Exploring regulatory networks of secondary cell wall formation during vessel development in monocots and dicots

Plant Breeding, Genetics, and Biotechnology Division Seminar

By Lutz Neumetzler
Visiting research fellow
Plant Breeding, Genetics, and Biotechnology Division

1400 H, Wednesday, 17 October 2012
Room A, D.L. Umali Building


Plant cell walls provide rigidity, shape the habitus of an organ, and, in turn, form the plant body.
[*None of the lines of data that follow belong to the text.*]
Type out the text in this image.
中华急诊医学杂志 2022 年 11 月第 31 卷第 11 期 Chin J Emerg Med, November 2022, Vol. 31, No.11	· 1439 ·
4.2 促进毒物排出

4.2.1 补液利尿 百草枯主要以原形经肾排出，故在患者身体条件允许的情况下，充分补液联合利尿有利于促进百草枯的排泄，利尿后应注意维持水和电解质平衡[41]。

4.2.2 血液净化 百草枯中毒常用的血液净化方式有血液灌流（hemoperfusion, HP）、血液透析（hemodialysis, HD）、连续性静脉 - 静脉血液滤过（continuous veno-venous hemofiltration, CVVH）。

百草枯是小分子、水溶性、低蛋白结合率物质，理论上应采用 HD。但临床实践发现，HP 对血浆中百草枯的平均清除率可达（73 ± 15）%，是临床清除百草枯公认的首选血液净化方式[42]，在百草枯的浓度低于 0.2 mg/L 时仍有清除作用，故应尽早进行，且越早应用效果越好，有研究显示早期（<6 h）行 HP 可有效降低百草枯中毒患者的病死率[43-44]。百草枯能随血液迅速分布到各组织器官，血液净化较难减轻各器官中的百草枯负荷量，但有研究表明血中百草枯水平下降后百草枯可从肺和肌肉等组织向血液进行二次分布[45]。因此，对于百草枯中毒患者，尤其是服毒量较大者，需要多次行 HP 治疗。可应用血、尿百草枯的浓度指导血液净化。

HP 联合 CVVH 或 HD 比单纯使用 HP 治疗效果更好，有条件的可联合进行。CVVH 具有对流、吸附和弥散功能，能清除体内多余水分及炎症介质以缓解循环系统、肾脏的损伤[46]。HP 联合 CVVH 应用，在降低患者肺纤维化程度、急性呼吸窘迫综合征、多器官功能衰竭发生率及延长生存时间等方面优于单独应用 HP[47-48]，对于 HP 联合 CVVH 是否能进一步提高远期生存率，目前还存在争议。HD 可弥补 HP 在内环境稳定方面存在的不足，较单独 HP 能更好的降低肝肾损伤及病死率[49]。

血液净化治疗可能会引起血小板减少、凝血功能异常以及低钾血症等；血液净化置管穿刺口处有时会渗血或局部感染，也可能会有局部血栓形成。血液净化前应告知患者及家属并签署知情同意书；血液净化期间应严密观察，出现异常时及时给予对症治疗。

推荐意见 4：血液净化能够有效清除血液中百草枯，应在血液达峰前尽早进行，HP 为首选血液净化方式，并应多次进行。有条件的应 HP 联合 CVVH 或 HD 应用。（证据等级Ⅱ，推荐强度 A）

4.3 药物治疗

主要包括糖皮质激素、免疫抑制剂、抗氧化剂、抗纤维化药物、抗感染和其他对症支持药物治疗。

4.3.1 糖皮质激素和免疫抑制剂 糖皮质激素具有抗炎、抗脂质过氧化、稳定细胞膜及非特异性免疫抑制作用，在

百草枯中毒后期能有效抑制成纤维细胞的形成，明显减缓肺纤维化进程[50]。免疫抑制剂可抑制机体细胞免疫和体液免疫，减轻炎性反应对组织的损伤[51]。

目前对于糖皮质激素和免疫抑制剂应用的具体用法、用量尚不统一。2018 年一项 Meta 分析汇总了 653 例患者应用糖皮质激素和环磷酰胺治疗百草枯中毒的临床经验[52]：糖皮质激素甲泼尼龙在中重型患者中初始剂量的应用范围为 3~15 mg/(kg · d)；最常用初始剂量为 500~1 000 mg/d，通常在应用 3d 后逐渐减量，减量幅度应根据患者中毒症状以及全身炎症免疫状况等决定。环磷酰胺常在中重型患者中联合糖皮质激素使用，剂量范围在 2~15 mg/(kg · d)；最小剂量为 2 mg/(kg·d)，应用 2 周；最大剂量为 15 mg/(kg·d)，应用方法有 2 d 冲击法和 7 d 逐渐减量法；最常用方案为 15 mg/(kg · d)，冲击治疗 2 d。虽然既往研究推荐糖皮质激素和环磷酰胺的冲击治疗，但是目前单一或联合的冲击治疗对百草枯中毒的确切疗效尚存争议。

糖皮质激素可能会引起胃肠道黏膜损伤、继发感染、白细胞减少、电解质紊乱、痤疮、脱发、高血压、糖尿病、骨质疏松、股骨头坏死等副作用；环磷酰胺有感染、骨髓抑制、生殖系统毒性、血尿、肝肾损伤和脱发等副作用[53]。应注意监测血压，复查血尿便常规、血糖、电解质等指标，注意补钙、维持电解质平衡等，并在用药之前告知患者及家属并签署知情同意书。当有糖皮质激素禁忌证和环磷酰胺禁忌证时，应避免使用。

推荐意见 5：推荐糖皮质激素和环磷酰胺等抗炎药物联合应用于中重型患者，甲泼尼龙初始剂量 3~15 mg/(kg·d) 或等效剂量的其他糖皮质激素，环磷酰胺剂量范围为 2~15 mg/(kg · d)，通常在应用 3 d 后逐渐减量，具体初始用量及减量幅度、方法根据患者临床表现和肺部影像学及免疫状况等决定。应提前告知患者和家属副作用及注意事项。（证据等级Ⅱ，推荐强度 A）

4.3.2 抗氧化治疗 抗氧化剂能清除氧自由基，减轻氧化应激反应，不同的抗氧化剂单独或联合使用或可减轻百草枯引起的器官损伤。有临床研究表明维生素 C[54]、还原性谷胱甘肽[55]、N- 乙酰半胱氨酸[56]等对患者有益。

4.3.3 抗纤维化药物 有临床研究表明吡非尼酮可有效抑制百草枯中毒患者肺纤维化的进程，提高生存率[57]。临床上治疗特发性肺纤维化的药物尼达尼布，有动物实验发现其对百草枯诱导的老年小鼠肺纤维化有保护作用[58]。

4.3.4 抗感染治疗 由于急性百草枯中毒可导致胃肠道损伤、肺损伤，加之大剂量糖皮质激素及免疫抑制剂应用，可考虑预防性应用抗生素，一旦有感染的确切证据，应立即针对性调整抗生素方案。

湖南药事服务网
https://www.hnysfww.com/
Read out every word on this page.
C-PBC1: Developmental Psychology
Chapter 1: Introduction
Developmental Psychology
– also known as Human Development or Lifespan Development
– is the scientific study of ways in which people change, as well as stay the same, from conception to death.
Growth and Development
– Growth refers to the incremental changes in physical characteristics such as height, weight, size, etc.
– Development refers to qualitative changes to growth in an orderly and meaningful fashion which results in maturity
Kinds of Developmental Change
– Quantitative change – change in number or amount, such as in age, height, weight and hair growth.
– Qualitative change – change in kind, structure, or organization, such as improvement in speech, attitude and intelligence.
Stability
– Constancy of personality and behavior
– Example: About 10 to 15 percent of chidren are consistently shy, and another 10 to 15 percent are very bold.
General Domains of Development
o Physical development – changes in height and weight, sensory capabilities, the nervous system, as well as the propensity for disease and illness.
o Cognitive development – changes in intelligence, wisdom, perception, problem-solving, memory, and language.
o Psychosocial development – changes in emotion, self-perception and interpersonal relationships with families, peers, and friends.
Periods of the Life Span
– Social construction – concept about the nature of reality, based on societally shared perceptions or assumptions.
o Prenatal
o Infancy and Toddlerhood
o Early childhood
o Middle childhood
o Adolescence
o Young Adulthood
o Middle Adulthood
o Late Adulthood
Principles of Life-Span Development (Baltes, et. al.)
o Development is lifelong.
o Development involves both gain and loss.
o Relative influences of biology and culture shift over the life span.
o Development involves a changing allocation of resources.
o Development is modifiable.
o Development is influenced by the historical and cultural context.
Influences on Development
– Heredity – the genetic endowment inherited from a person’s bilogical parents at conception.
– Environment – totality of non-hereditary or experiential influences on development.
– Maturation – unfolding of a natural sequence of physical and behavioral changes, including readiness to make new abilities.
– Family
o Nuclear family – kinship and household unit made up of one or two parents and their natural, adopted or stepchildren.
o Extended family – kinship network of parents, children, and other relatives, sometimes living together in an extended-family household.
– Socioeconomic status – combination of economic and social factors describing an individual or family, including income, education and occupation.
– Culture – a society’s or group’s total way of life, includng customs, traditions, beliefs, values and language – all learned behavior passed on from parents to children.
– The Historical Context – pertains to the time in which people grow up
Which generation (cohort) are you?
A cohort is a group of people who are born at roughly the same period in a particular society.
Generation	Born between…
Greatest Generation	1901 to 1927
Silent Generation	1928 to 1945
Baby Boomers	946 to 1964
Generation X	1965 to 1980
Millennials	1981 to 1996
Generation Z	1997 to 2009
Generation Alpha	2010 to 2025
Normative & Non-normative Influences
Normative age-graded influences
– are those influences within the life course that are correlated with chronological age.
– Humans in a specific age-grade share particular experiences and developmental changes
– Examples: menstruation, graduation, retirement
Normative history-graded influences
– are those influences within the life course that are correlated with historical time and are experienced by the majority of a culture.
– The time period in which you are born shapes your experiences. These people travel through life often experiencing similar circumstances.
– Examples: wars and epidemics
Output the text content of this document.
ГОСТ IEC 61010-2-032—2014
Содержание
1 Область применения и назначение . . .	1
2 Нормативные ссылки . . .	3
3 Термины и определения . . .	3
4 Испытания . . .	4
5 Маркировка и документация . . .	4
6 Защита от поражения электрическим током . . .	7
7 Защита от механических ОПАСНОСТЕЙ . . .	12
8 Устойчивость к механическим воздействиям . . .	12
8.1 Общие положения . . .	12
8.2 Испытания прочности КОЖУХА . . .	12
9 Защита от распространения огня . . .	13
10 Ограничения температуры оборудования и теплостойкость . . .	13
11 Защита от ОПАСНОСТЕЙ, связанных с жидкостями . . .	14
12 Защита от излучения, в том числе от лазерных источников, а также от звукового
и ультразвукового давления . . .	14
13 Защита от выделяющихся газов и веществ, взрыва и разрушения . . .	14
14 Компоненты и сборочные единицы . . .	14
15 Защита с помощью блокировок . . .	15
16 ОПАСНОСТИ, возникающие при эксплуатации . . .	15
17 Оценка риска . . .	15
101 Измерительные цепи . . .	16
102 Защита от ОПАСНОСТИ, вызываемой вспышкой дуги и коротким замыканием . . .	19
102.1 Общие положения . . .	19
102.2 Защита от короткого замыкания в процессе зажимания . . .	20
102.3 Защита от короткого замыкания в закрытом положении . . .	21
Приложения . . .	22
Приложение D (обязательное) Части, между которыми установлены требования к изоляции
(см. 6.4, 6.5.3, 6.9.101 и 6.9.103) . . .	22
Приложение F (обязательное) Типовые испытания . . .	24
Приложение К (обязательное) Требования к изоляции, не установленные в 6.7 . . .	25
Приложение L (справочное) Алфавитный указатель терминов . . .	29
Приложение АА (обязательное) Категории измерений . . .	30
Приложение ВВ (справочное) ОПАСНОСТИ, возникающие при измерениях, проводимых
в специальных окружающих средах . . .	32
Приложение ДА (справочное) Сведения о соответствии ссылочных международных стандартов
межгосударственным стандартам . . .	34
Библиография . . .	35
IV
They are designed to fulfill a variety of functions, among them, water and nutrient transport in heights up to 100 meters, resisting enormous negative pressure. During the life of the plant, different phases such as cell division, cell expansion, and cell differentiation require the cell wall to be flexible, expandable, and strong at the same time. This is achieved by a dynamic interplay between cell wall-synthesizing glycosyltransferases located in the Golgi Apparatus and in the Plasmamembrane; and glycosylhydrolases that remodel and fine-tune cell wall structure in the apoplast. Plant cell walls are comprised mostly of carbohydrate polymers and are thus one of the biggest sink compartments in the plant body. These fixed energy and carbon resources can be used in sustainable ways. In order to ease saccharification or deconstruction of cell walls for, e.g., bioethanol production, we attempted to understand regulatory and developmental programs by modifying receptor-like kinases and transcription factors in planta. Within the European consortium initiative Knowledge Based Bio-Economy (KBBE), Arabidopsis and Brachypodium distachyon, an annual grass model species, were used in a study to compare cell wall metabolism in monocots and dicots.